Interview mit Diakonie-Berater "Täter wollen in Beziehungen ihre Macht demonstrieren"

Die jüngste Umfrage zur Gewaltbereitschaft junger Männer macht betroffen. Den Berater Michael Calmano von der Diakonie Main-Taunus überrascht es allerdings nicht, dass einige Männer handgreiflich werden. Sie setzten Gewalt ein, um ihre Macht zu demonstrieren, sagt er im Interview. Das ziehe sich durch alle Schichten.

Schatten einer Person, die von zwei anderen geschlagen wird.
Bild © picture-alliance/dpa
  • Link kopiert!
Videobeitrag

Gewalttätige Männer

mt
Bild © hr
Ende des Videobeitrags

Eine Befragung von Plan International hat ergeben, dass einige junge Männer es für legitim halten, in Beziehungen Gewalt anzuwenden. Das will Bundesinnenministerin Nancy Faeser (SPD) ändern: Sie spricht von einem "großen gesellschaftlichen Problem" und will Frauen ermutigen, Gewalttaten anzuzeigen.

Die Beratenden und Psychologen bei Sozialverbänden befassen sich täglich mit diesem Problem. Die Ergebnisse der Umfrage "Spannungsfeld Männlichkeit"  überraschen den Täterberater Michael Calmano von der Diakonie Main-Taunus in Hofheim deshalb nicht.

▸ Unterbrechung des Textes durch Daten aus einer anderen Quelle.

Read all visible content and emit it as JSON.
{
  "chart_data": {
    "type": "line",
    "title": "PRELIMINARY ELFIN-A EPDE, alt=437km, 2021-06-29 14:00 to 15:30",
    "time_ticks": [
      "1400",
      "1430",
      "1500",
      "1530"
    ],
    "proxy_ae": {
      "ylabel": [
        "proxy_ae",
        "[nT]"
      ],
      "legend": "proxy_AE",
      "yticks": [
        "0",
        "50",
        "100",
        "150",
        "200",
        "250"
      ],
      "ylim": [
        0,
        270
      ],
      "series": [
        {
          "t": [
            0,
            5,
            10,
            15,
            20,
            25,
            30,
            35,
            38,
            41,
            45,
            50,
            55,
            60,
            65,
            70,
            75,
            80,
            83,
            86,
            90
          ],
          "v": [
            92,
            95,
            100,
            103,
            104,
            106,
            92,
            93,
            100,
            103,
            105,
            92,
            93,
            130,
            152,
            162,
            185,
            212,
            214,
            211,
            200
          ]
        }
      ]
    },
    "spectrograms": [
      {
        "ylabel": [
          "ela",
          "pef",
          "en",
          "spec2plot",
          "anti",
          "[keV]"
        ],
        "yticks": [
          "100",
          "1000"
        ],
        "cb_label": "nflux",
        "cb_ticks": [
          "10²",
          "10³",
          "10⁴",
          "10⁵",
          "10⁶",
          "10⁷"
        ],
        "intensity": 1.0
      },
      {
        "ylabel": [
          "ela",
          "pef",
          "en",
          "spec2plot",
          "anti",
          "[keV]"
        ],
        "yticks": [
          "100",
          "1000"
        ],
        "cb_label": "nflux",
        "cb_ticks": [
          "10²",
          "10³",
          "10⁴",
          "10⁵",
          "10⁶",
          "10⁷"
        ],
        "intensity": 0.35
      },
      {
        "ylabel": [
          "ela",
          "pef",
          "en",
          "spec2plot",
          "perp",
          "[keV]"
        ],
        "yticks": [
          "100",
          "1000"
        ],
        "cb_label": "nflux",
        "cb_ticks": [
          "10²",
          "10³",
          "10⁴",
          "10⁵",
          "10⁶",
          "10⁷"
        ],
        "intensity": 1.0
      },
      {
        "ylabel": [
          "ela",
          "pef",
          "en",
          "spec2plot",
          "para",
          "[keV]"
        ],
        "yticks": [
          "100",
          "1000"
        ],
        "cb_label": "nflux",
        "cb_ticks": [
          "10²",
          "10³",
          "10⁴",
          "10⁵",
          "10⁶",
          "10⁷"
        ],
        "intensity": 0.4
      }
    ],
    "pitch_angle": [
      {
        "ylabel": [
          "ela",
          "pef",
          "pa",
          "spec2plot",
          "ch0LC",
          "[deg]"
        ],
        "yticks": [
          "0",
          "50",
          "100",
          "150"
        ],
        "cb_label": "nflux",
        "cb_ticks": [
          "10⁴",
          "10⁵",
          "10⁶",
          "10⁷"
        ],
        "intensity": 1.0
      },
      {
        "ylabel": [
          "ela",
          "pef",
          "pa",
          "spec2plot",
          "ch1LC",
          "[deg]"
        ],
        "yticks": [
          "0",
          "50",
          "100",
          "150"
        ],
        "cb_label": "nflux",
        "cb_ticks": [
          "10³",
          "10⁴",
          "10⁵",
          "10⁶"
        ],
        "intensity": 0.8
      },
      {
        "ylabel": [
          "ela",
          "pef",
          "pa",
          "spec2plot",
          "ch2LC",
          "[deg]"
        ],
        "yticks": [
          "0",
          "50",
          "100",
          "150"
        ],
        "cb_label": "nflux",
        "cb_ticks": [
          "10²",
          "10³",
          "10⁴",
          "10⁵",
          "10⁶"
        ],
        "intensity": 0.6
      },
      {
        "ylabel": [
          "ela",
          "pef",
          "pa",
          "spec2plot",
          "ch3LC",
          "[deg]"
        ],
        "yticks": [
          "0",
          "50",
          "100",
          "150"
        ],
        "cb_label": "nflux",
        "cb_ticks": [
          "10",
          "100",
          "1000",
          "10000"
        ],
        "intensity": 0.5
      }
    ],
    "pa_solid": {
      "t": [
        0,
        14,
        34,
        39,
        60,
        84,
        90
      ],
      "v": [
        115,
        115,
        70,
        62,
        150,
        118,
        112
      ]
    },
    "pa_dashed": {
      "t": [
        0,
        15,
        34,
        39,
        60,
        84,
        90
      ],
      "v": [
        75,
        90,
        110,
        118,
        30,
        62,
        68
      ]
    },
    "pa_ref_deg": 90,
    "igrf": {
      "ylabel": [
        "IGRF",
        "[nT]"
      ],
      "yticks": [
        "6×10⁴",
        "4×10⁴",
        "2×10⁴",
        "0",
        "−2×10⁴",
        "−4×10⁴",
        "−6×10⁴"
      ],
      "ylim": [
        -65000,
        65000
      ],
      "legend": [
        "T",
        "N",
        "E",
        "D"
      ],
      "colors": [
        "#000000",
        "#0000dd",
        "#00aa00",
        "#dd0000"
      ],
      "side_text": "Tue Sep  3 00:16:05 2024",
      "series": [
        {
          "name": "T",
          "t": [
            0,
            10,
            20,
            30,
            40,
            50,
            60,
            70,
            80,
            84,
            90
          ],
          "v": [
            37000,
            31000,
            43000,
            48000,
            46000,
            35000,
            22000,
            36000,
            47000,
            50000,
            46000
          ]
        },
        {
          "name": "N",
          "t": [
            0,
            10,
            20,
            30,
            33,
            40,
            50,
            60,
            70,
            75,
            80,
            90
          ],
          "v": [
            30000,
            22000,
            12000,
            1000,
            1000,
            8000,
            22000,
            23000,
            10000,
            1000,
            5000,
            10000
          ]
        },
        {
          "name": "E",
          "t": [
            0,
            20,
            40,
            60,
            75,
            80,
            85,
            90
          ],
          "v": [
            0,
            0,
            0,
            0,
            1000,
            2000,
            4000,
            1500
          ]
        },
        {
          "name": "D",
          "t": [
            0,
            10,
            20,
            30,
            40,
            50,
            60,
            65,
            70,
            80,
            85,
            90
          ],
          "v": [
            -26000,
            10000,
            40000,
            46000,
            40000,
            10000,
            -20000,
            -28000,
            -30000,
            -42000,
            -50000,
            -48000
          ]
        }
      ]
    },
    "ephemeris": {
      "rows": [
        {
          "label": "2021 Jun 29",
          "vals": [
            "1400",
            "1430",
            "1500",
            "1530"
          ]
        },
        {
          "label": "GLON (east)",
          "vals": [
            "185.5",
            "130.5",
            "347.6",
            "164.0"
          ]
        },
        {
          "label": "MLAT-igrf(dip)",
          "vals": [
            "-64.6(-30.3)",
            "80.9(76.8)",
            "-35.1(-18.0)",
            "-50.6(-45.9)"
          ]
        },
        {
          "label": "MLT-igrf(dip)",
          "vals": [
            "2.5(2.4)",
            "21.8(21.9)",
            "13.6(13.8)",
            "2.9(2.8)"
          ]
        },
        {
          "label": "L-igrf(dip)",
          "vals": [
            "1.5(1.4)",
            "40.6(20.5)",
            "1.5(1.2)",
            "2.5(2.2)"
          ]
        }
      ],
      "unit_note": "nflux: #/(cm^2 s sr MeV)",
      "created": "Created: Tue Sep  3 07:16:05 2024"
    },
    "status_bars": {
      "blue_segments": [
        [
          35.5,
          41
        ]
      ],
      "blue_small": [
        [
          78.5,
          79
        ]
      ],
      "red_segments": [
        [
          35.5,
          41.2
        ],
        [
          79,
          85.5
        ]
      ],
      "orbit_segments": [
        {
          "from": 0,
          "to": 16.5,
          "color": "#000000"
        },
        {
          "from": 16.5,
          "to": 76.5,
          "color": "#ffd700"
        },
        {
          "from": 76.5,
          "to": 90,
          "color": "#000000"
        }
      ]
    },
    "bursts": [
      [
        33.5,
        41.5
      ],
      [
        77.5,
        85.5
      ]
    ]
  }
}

Es gibt zwar Kritik an der Methodik der Umfrage, dass Gewalt in Beziehungen immer noch verbreitet ist, steht aber außer Frage. Im Interview mit dem hr sagt Calmano, dass oft unerfüllte Bedürfnisse und Erwartungen in der Beziehung zu gewalttätigem Verhalten führen.

hessenschau.de: Herr Calmano, einer Umfrage von Plan International zufolge findet es ein Drittel der befragten Männer in Ordnung, handgreiflich zu werden. Überrascht Sie dieses Ergebnis als Männer- und Täterberater?

Michael Calmano: Das überrascht mich nicht. Es ist eine Erfahrung, die ich hier mache. Manche meiner Klienten versuchen, ihr Verhalten zu legitimieren. Sie sagen etwa: "Ich bin ja nur gewalttätig geworden, weil ich so provoziert wurde, und ich keinen anderen Ausweg gefunden habe." Das kommt relativ häufig vor.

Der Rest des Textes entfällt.